It was on Friday night, startling new revelations revealed that the incident that took the two sophomores' lives, as had been suspected, had been planned all along.

19-year-old Paige Lynne Sullivan and 16-year-old Ryan Vance were friends of the victim and the third girl who witnessed the incident.

They say Wednesday night, they received calls and text messages from Gina and the girl who survived.

"[Gina] called me and Ryan and said that she wanted to kill herself so me and Ryan went up to the train station and we talked Gina and Kelly out of doing it," Paige said.

The two thought they were successful in talking the girls out of taking their lives, however, that was not the case.

"That night, Gina texted me and she said,'If you have anything to say to me and Kelly, say it now, because we ain't going to be here tomorrow,' so the next day in school, I went in late, and I seen Gina and she was so upset, I'd never seen her this way," Paige said.

Again, Paige says, she tried to calm her friends down and asked if they would all come over to her house to talk things over, but they were having no part of it.

At 9:30 a.m., Ryan got a final text message from one of the girls, it read: "Bye loveu."
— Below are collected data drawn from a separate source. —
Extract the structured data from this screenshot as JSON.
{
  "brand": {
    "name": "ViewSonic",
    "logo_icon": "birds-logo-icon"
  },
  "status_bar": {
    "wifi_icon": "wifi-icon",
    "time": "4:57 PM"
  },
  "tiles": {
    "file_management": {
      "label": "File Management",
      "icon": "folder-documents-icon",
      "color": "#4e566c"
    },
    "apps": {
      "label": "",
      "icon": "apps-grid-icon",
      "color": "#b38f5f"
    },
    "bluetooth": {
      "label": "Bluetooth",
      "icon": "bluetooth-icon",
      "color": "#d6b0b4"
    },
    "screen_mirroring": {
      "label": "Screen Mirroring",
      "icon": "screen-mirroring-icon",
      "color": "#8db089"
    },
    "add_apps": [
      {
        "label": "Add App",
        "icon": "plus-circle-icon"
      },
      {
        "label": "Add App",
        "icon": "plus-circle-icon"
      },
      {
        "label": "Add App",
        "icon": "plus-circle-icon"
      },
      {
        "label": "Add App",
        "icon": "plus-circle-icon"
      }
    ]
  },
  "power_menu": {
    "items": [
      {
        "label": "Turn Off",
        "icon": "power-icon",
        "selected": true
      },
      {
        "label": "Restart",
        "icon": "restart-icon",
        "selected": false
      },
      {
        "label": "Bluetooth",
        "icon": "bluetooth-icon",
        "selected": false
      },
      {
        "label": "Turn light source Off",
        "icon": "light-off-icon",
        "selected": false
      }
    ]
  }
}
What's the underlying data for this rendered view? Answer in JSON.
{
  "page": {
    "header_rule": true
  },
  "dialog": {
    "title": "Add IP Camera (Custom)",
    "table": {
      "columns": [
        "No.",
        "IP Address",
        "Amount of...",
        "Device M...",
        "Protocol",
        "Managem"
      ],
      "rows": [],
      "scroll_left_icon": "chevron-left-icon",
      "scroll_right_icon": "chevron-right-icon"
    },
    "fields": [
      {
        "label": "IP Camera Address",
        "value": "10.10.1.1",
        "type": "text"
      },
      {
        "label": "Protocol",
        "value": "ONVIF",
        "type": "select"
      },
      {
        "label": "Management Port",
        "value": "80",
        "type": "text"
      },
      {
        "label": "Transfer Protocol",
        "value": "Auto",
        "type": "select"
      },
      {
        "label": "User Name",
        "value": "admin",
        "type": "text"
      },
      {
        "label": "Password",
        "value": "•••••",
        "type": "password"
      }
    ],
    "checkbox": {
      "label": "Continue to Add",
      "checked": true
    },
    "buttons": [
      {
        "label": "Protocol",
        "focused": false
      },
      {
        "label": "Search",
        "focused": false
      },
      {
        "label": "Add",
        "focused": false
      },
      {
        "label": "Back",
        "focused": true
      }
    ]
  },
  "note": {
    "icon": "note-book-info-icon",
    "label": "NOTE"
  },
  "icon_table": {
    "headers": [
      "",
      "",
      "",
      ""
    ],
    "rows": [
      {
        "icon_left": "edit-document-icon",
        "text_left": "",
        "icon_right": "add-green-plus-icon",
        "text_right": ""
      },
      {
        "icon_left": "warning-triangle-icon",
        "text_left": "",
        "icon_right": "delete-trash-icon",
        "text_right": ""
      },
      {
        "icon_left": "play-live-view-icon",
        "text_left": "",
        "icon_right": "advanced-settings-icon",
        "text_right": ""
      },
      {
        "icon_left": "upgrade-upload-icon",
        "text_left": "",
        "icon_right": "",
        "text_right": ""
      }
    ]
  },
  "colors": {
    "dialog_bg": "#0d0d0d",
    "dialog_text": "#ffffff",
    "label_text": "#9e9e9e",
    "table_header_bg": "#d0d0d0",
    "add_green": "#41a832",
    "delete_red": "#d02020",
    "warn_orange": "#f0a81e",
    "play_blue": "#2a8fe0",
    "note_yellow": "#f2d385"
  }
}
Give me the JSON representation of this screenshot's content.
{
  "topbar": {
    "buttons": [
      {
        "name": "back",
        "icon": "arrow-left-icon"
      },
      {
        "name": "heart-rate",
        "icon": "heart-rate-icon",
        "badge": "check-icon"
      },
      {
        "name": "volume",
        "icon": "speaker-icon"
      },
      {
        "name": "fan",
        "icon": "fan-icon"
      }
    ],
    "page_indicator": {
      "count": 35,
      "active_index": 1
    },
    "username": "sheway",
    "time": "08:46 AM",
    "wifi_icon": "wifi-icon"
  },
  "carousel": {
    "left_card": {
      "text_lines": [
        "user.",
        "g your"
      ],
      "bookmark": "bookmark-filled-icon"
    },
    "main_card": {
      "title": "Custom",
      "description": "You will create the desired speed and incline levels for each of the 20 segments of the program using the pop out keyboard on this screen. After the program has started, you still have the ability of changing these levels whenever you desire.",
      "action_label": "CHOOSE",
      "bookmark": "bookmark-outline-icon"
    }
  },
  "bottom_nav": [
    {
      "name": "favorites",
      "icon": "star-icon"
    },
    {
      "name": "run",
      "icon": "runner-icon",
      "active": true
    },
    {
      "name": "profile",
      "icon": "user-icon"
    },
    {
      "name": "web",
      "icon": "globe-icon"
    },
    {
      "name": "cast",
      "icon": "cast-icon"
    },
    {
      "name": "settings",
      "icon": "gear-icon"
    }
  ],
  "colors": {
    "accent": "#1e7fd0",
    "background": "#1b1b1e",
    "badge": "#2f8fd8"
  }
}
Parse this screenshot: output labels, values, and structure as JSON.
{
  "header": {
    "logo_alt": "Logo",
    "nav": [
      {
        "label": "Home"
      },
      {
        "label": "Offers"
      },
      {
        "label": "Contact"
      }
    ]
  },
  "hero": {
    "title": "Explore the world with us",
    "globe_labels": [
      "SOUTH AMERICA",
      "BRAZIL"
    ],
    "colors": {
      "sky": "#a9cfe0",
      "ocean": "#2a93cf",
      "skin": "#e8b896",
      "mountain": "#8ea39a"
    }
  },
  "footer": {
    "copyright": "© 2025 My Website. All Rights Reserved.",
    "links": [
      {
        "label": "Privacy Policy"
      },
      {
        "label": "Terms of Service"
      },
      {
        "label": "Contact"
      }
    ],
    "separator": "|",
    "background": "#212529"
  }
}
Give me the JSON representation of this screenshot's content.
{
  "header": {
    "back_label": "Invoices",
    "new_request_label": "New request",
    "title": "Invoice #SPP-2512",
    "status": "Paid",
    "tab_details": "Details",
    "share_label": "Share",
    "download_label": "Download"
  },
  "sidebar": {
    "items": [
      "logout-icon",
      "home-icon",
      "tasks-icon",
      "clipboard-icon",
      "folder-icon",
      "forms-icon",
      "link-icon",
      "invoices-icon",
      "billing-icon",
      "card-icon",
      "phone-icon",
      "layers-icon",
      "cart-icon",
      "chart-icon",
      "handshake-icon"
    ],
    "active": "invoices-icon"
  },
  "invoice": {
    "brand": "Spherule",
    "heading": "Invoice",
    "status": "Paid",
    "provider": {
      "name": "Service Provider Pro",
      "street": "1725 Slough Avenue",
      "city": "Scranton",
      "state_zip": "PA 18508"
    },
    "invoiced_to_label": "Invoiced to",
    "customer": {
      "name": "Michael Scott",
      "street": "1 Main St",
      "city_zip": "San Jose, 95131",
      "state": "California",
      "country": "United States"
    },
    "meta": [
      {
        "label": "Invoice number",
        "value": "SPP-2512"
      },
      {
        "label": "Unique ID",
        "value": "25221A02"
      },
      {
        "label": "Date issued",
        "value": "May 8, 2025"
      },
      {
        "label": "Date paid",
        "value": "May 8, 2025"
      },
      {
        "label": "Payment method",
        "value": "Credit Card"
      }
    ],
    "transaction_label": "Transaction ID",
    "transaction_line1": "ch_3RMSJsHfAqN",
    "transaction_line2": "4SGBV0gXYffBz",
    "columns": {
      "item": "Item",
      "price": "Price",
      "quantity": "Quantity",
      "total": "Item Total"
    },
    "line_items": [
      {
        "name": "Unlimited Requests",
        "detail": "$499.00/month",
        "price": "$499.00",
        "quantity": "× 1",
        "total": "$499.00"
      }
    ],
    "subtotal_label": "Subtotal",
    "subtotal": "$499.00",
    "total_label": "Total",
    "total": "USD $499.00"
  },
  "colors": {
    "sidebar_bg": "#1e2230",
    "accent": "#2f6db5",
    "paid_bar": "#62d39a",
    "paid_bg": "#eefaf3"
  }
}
The teens now regret they didn't tell an adult.

Paige's mother talked them into coming forward because there's word another group has been talking about doing the same thing.

"There's another pact that are talking about wanting to kill themselves, too, and I would never forgive myself if this didn't come out. Parents please be aware of your children," Karen Sullivan said. Earlier in the day, two aunts of Gina Gentile spoke about their lost loved one.

"I told her I love her. She went into the school like any other day," Donna Giordano said.

"She was like a little mother, she would get everybody, get everybody going in the morning, making lunches," Gina's other aunt Stephanie McVeigh said.

The aunts say Gina had been upset about the accidental death of her boy friend earlier this year.

"A month ago he was killed down the end of her street and I think seeing the memorial everyday really got to her; I think she had a broken heart," Donna said.